The Pentagon has released its proposed FY2015 defence budget, in which it plans to retire the USAF’s entire A-10C close air support and U-2S reconnaissance aircraft fleets.
The FY15 budget commences on October 1 this year, and the planned cuts are designed to save money for higher priority programs such as the F-35 JSF, KC-46A tanker, and the next generation long range strike bomber.
But analysts believe the Obama administration will have a tough time getting the budget passed by Congress, with representatives and senators likely to vote against any proposal that takes capabilities, industries and jobs away from their districts.

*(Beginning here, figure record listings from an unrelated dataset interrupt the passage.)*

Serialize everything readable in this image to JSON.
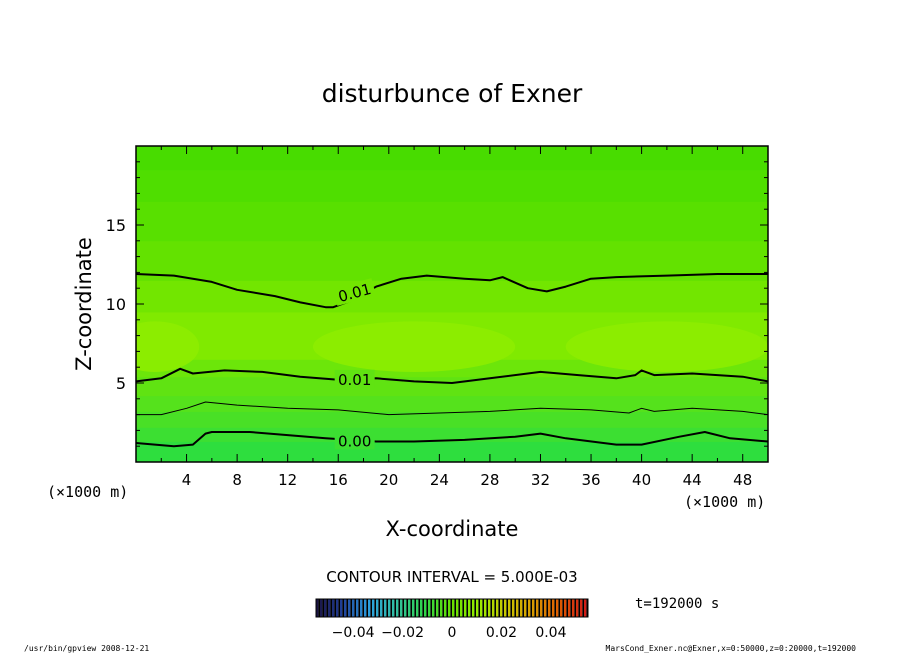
{
  "chart_data": {
    "type": "heatmap",
    "title": "disturbunce of Exner",
    "xlabel": "X-coordinate",
    "ylabel": "Z-coordinate",
    "x_unit_left": "(×1000 m)",
    "x_unit_right": "(×1000 m)",
    "xlim": [
      0,
      50
    ],
    "ylim": [
      0,
      20
    ],
    "x_ticks": [
      4,
      8,
      12,
      16,
      20,
      24,
      28,
      32,
      36,
      40,
      44,
      48
    ],
    "y_ticks": [
      5,
      10,
      15
    ],
    "colormap": [
      "#1a0f3d",
      "#1f3f99",
      "#2aa0e0",
      "#30c0a0",
      "#2ed64a",
      "#66e000",
      "#98ee00",
      "#c8c800",
      "#d99c00",
      "#e05a00",
      "#d01818"
    ],
    "background_bands": [
      {
        "z0": 0,
        "z1": 1.3,
        "color": "#2ede3e"
      },
      {
        "z0": 1.3,
        "z1": 2.2,
        "color": "#3cdf32"
      },
      {
        "z0": 2.2,
        "z1": 3.2,
        "color": "#49e026"
      },
      {
        "z0": 3.2,
        "z1": 4.2,
        "color": "#55e21c"
      },
      {
        "z0": 4.2,
        "z1": 5.4,
        "color": "#60e312"
      },
      {
        "z0": 5.4,
        "z1": 6.5,
        "color": "#6ce60a"
      },
      {
        "z0": 6.5,
        "z1": 9.5,
        "color": "#80ea00"
      },
      {
        "z0": 9.5,
        "z1": 11.5,
        "color": "#72e600"
      },
      {
        "z0": 11.5,
        "z1": 14,
        "color": "#63e200"
      },
      {
        "z0": 14,
        "z1": 16.5,
        "color": "#58e000"
      },
      {
        "z0": 16.5,
        "z1": 18.5,
        "color": "#4fde00"
      },
      {
        "z0": 18.5,
        "z1": 20,
        "color": "#48dc00"
      }
    ],
    "highlight_blobs": [
      {
        "x": 1.5,
        "z": 7.3,
        "rx": 3.5,
        "rz": 1.6,
        "color": "#8eed00"
      },
      {
        "x": 22,
        "z": 7.3,
        "rx": 8,
        "rz": 1.6,
        "color": "#8eed00"
      },
      {
        "x": 42,
        "z": 7.3,
        "rx": 8,
        "rz": 1.6,
        "color": "#8eed00"
      }
    ],
    "contours": [
      {
        "level": "0.01",
        "width": 2,
        "points": [
          [
            0,
            11.9
          ],
          [
            3,
            11.8
          ],
          [
            6,
            11.4
          ],
          [
            8,
            10.9
          ],
          [
            11,
            10.5
          ],
          [
            13,
            10.1
          ],
          [
            15,
            9.8
          ],
          [
            15.6,
            9.8
          ],
          [
            17,
            10.2
          ],
          [
            19,
            11.1
          ],
          [
            21,
            11.6
          ],
          [
            23,
            11.8
          ],
          [
            26,
            11.6
          ],
          [
            28,
            11.5
          ],
          [
            29,
            11.7
          ],
          [
            31,
            11.0
          ],
          [
            32.5,
            10.8
          ],
          [
            34,
            11.1
          ],
          [
            36,
            11.6
          ],
          [
            38,
            11.7
          ],
          [
            42,
            11.8
          ],
          [
            46,
            11.9
          ],
          [
            50,
            11.9
          ]
        ],
        "label": "0.01",
        "label_x": 17.3,
        "label_z": 10.7,
        "label_angle": -15
      },
      {
        "level": "0.01",
        "width": 2,
        "points": [
          [
            0,
            5.1
          ],
          [
            2,
            5.3
          ],
          [
            3.5,
            5.9
          ],
          [
            4.5,
            5.6
          ],
          [
            7,
            5.8
          ],
          [
            10,
            5.7
          ],
          [
            13,
            5.4
          ],
          [
            16,
            5.2
          ],
          [
            19,
            5.3
          ],
          [
            22,
            5.1
          ],
          [
            25,
            5.0
          ],
          [
            28,
            5.3
          ],
          [
            32,
            5.7
          ],
          [
            35,
            5.5
          ],
          [
            38,
            5.3
          ],
          [
            39.5,
            5.5
          ],
          [
            40,
            5.8
          ],
          [
            41,
            5.5
          ],
          [
            44,
            5.6
          ],
          [
            48,
            5.4
          ],
          [
            50,
            5.1
          ]
        ],
        "label": "0.01",
        "label_x": 17.3,
        "label_z": 5.2,
        "label_angle": 0
      },
      {
        "level": "",
        "width": 1,
        "points": [
          [
            0,
            3.0
          ],
          [
            2,
            3.0
          ],
          [
            4,
            3.4
          ],
          [
            5.5,
            3.8
          ],
          [
            8,
            3.6
          ],
          [
            12,
            3.4
          ],
          [
            16,
            3.3
          ],
          [
            20,
            3.0
          ],
          [
            24,
            3.1
          ],
          [
            28,
            3.2
          ],
          [
            32,
            3.4
          ],
          [
            36,
            3.3
          ],
          [
            39,
            3.1
          ],
          [
            40,
            3.4
          ],
          [
            41,
            3.2
          ],
          [
            44,
            3.4
          ],
          [
            48,
            3.2
          ],
          [
            50,
            3.0
          ]
        ],
        "label": "",
        "label_x": 0,
        "label_z": 0,
        "label_angle": 0
      },
      {
        "level": "0.00",
        "width": 2,
        "points": [
          [
            0,
            1.2
          ],
          [
            3,
            1.0
          ],
          [
            4.5,
            1.1
          ],
          [
            5.5,
            1.8
          ],
          [
            6,
            1.9
          ],
          [
            9,
            1.9
          ],
          [
            12,
            1.7
          ],
          [
            15,
            1.5
          ],
          [
            19,
            1.3
          ],
          [
            22,
            1.3
          ],
          [
            26,
            1.4
          ],
          [
            30,
            1.6
          ],
          [
            32,
            1.8
          ],
          [
            34,
            1.5
          ],
          [
            38,
            1.1
          ],
          [
            40,
            1.1
          ],
          [
            43,
            1.6
          ],
          [
            45,
            1.9
          ],
          [
            47,
            1.5
          ],
          [
            50,
            1.3
          ]
        ],
        "label": "0.00",
        "label_x": 17.3,
        "label_z": 1.3,
        "label_angle": 0
      }
    ],
    "contour_interval_text": "CONTOUR INTERVAL = 5.000E-03",
    "time_text": "t=192000 s",
    "colorbar_ticks": [
      "−0.04",
      "−0.02",
      "0",
      "0.02",
      "0.04"
    ]
  },
  "footer": {
    "left": "/usr/bin/gpview   2008-12-21",
    "right": "MarsCond_Exner.nc@Exner,x=0:50000,z=0:20000,t=192000"
  }
}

Indeed, the Pentagon tried to include the A-10’s retirement in its budget last year, only to have it blocked by Congress.

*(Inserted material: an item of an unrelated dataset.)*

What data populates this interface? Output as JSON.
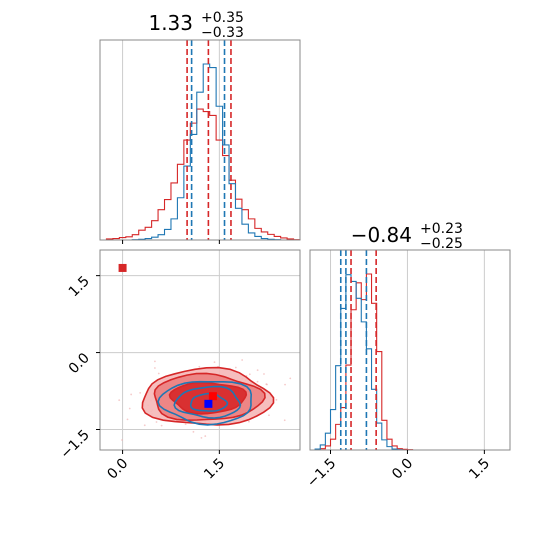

“Retiring the A-10 fleet saves $3.5 billion over five years and accelerates the Air Force’s long-standing modernization plan,” Defense Secretary Chuck Hagel told February 24 Pentagon press briefing adding that it was a “40-year-old single-purpose” aircraft.
“It cannot survive or operate effectively where there are more advanced aircraft or air defences,” Hagel added. “And as we saw in Iraq and Afghanistan, the advent of precision munitions means that many more types of aircraft can now provide effective close air support.”
Analysts noted that Secretary Hagel neglected to mention the A-10 fleet had been re-winged in recent years and had also been upgraded with precision weapons and advanced sensors and communications allowing it move on from its traditional ‘tank-killer’ role.
But if Congress imposes additional cost cutting measures through its sequestration efforts, the FY15 budget has provisions in it to retire the USAF’s Global Hawk Block 40 fleet in favour of more Block 30 aircraft which would be required to replace the U-2, to decommission the aircraft carrier USS George Washington, to retire the entire USAF KC-10 tanker fleet, and to further slow F-35 production.
“This decision was a close call as [the Pentagon] had previously recommended retaining the U-2 over the Global Hawk because of cost issues,” Hagel said. “But over the last several years, DoD has been able to reduce the Global Hawk’s operating costs.”
The 104,000 tonne Washington is based at Yokosuka in Japan and is the sixth of 10 Nimitz-class carriers, and is due for its mid-life nuclear ‘refuelling cycle’ in 2015. But the Pentagon deems it will be more cost effective to decommission the vessel and to continue building new Ford-class ships. But it early retirement will see the US carrier fleet reduced from 11 to 10 ships.